Calibration lets you improve the performance of a model by updating the value of configuration parameters. You can calibrate a model with a reference dataset of observations and an optional intervention policy representing historical events that occur during the time period of the reference dataset.

This operation essentially takes prior distribution over the parameters (your knowledge of the world at the first timepoint) and infers posterior distributions over the same, representing the best estimate of the state of the world again but conditioned on data.

Calibrate operator

In a workflow, the Calibrate operator takes a model configuration, a dataset, and optional interventions as inputs. It outputs a calibrated model configuration.

Tip

At least one parameter in the configuration must be defined as a uniform distribution and the dataset must have a column named "Timestamp" with values 0, 1, 2, ... indexing all the timepoints.

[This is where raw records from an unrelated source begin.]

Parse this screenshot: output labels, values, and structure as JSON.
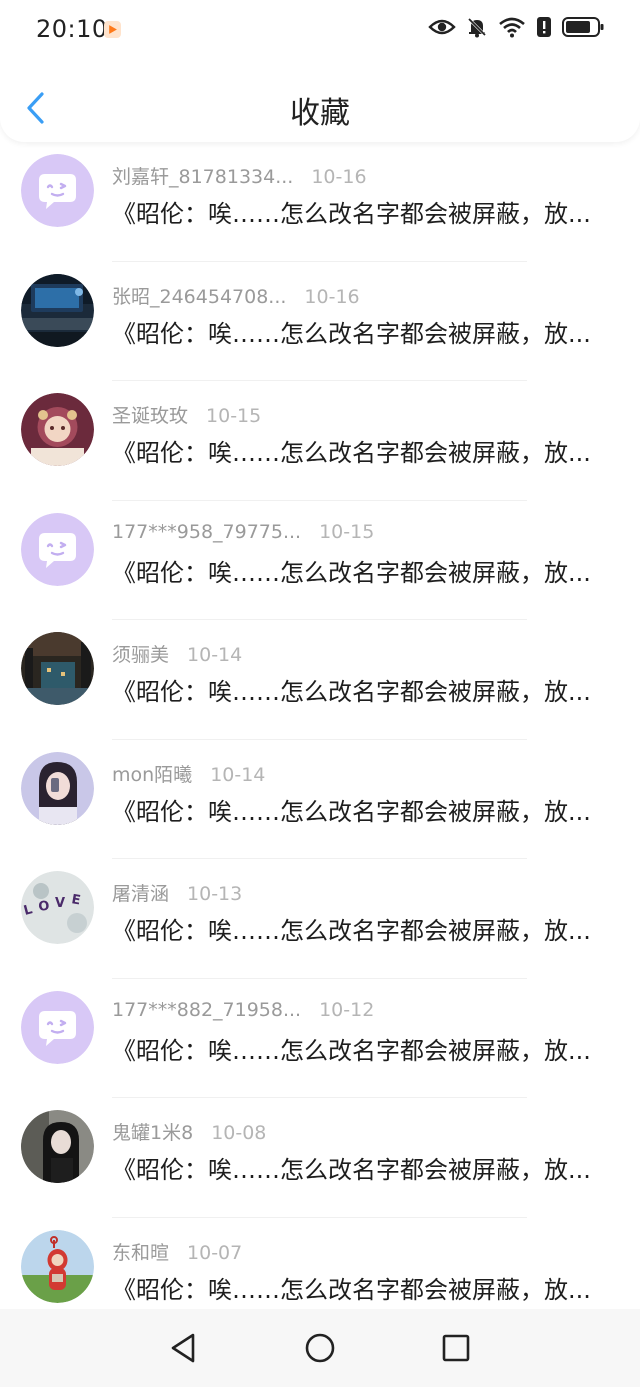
{
  "status_bar": {
    "time": "20:10",
    "icons": [
      "app-notification-icon",
      "eye-icon",
      "bell-muted-icon",
      "wifi-icon",
      "alert-icon",
      "battery-icon"
    ]
  },
  "header": {
    "title": "收藏",
    "back_icon": "back-arrow-icon"
  },
  "items": [
    {
      "name": "刘嘉轩_81781334...",
      "date": "10-16",
      "message": "《昭伦：唉……怎么改名字都会被屏蔽，放...",
      "avatar": "default-chat-avatar"
    },
    {
      "name": "张昭_246454708...",
      "date": "10-16",
      "message": "《昭伦：唉……怎么改名字都会被屏蔽，放...",
      "avatar": "desk-setup-photo"
    },
    {
      "name": "圣诞玫玫",
      "date": "10-15",
      "message": "《昭伦：唉……怎么改名字都会被屏蔽，放...",
      "avatar": "cartoon-girl-photo"
    },
    {
      "name": "177***958_79775...",
      "date": "10-15",
      "message": "《昭伦：唉……怎么改名字都会被屏蔽，放...",
      "avatar": "default-chat-avatar"
    },
    {
      "name": "须骊美",
      "date": "10-14",
      "message": "《昭伦：唉……怎么改名字都会被屏蔽，放...",
      "avatar": "city-photo"
    },
    {
      "name": "mon陌曦",
      "date": "10-14",
      "message": "《昭伦：唉……怎么改名字都会被屏蔽，放...",
      "avatar": "girl-selfie-photo"
    },
    {
      "name": "屠清涵",
      "date": "10-13",
      "message": "《昭伦：唉……怎么改名字都会被屏蔽，放...",
      "avatar": "love-letters-photo"
    },
    {
      "name": "177***882_71958...",
      "date": "10-12",
      "message": "《昭伦：唉……怎么改名字都会被屏蔽，放...",
      "avatar": "default-chat-avatar"
    },
    {
      "name": "鬼罐1米8",
      "date": "10-08",
      "message": "《昭伦：唉……怎么改名字都会被屏蔽，放...",
      "avatar": "dark-hair-girl-photo"
    },
    {
      "name": "东和暄",
      "date": "10-07",
      "message": "《昭伦：唉……怎么改名字都会被屏蔽，放...",
      "avatar": "teletubby-photo"
    }
  ],
  "nav_bar": {
    "back": "triangle-back-icon",
    "home": "circle-home-icon",
    "recents": "square-recents-icon"
  }
}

Once you've completed the calibration, the thumbnail preview shows the results charts.

How it works: PyCIEMSS

  • Inputs


    • Model configuration
    • Dataset
    • Interventions (optional)
  • Outputs


    Calibrated model configuration

Add a Calibrate operator to a workflow
  • Do one of the following actions:

    • On an operator that outputs a model configuration, click Link > Calibrate.
    • Right-click anywhere on the workflow graph, select Simulation > Calibrate, and then connect a model configuration and a dataset to the Calibrate input.

Calibrate a model

The Calibrate operator allows you to define how to:

Open a Calibrate operator
  1. Make sure you've connected a model configuration and a dataset to the Calibrate operator.
  2. Click Open.

Map dataset columns and model variables

To begin, map the observed data (such as number of cases) to the corresponding model states (such as detected cases).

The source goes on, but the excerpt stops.